Contribution to Return¶
1. Calculation Name¶
Contribution to Return (CTR)
2. Description and Mathematical Formula¶
CTR attributes portfolio performance by multiplying each segment’s weight by its return. The excess contribution compares portfolio and benchmark contributions.
For segment \( i \):
\[ \text{CTR}^P_i = w^P_i \times r^P_i, \quad \text{CTR}^B_i = w^B_i \times r^B_i, \quad \text{Active}_i = \text{CTR}^P_i - \text{CTR}^B_i. \]
3. Input Sample Data¶
| Segment | Portfolio Weight | Portfolio Return | Benchmark Weight | Benchmark Return |
|---|---|---|---|---|
| Government | 35% | 2.10% | 40% | 1.80% |
| Credit | 30% | 4.50% | 25% | 3.80% |
| Mortgages | 15% | 3.20% | 20% | 3.00% |
| High Yield | 10% | 6.50% | 5% | 5.00% |
| Cash | 10% | 0.50% | 10% | 0.40% |
4. Mathematical Solution¶
- Portfolio contribution (bps):
Government \(= 0.35 \times 2.10\% = 0.735\%\)
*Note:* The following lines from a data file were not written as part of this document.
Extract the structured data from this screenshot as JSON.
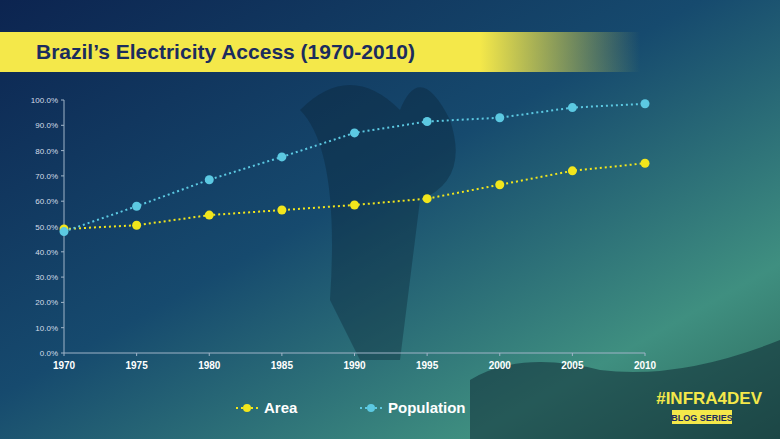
{
  "chart_data": {
    "type": "line",
    "title": "Brazil’s Electricity Access (1970-2010)",
    "x": [
      1970,
      1975,
      1980,
      1985,
      1990,
      1995,
      2000,
      2005,
      2010
    ],
    "series": [
      {
        "name": "Area",
        "color": "#f2e61c",
        "marker": "circle",
        "line_style": "dotted",
        "values": [
          49,
          50.5,
          54.5,
          56.5,
          58.5,
          61,
          66.5,
          72,
          75
        ]
      },
      {
        "name": "Population",
        "color": "#5cc9e2",
        "marker": "circle",
        "line_style": "dotted",
        "values": [
          48,
          58,
          68.5,
          77.5,
          87,
          91.5,
          93,
          97,
          98.5
        ]
      }
    ],
    "xlim": [
      1970,
      2010
    ],
    "xticks": [
      1970,
      1975,
      1980,
      1985,
      1990,
      1995,
      2000,
      2005,
      2010
    ],
    "ylim": [
      0,
      100
    ],
    "yticks": [
      {
        "value": 0,
        "label": "0.0%"
      },
      {
        "value": 10,
        "label": "10.0%"
      },
      {
        "value": 20,
        "label": "20.0%"
      },
      {
        "value": 30,
        "label": "30.0%"
      },
      {
        "value": 40,
        "label": "40.0%"
      },
      {
        "value": 50,
        "label": "50.0%"
      },
      {
        "value": 60,
        "label": "60.0%"
      },
      {
        "value": 70,
        "label": "70.0%"
      },
      {
        "value": 80,
        "label": "80.0%"
      },
      {
        "value": 90,
        "label": "90.0%"
      },
      {
        "value": 100,
        "label": "100.0%"
      }
    ],
    "grid": false,
    "legend": "bottom",
    "annotations": [
      "#INFRA4DEV",
      "BLOG SERIES"
    ]
  }
}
Credit \(= 0.30 \times 4.50\% = 1.350\%\)
Mortgages \(= 0.15 \times 3.20\% = 0.480\%\)
High Yield \(= 0.10 \times 6.50\% = 0.650\%\)
Cash \(= 0.10 \times 0.50\% = 0.050\%\) - Benchmark contribution:
Government \(= 0.40 \times 1.80\% = 0.720\%\)
Credit \(= 0.25 \times 3.80\% = 0.950\%\)
Mortgages \(= 0.20 \times 3.00\% = 0.600\%\)
High Yield \(= 0.05 \times 5.00\% = 0.250\%\)
Cash \(= 0.10 \times 0.40\% = 0.040\%\) - Active contribution (bps):
Government \(= 0.015\%\)
Credit \(= 0.400\%\)
Mortgages \(= -0.120\%\)
High Yield \(= 0.400\%\)
Cash \(= 0.010\%\) - Totals:
Portfolio contribution \(= 3.265\%\)
Benchmark contribution \(= 2.560\%\)
Excess contribution \(= 0.705\%\)
5. Sample Python and R Code¶
import pandas as pd
data = pd.DataFrame(
{
"segment": ["Government", "Credit", "Mortgages", "High Yield", "Cash"],
"w_port": [0.35, 0.30, 0.15, 0.10, 0.10],
"r_port": [0.021, 0.045, 0.032, 0.065, 0.005],
"w_bench": [0.40, 0.25, 0.20, 0.05, 0.10],
"r_bench": [0.018, 0.038, 0.030, 0.050, 0.004],
}
)
data["ctr_port"] = data["w_port"] * data["r_port"]
data["ctr_bench"] = data["w_bench"] * data["r_bench"]
data["ctr_active"] = data["ctr_port"] - data["ctr_bench"]
totals = data[["ctr_port", "ctr_bench", "ctr_active"]].sum()
print(data)
print(totals)
library(dplyr)
data <- tibble::tibble(
segment = c("Government", "Credit", "Mortgages", "High Yield", "Cash"),
w_port = c(0.35, 0.30, 0.15, 0.10, 0.10),
r_port = c(0.021, 0.045, 0.032, 0.065, 0.005),
w_bench = c(0.40, 0.25, 0.20, 0.05, 0.10),
r_bench = c(0.018, 0.038, 0.030, 0.050, 0.004)
)
data <- data %>%
mutate(
ctr_port = w_port * r_port,
ctr_bench = w_bench * r_bench,
ctr_active = ctr_port - ctr_bench
)
totals <- summarise(data,
ctr_port = sum(ctr_port),
ctr_bench = sum(ctr_bench),
ctr_active = sum(ctr_active)
)
data
totals
6. Output Table¶
| Segment | Portfolio CTR | Benchmark CTR | Active (bps) |
|---|---|---|---|
| Government | 0.735% | 0.720% | +1.5 |
| Credit | 1.350% | 0.950% | +40.0 |
| Mortgages | 0.480% | 0.600% | -12.0 |
| High Yield | 0.650% | 0.250% | +40.0 |
| Cash | 0.050% | 0.040% | +1.0 |
| Total | 3.265% | 2.560% | +70.5 |
7. Conclusion¶
CTR quantifies how much each sleeve contributes to portfolio and benchmark performance. FinFacts uses this foundation for downstream attribution charts and sanity checks, making this template useful for QA notebooks and training decks.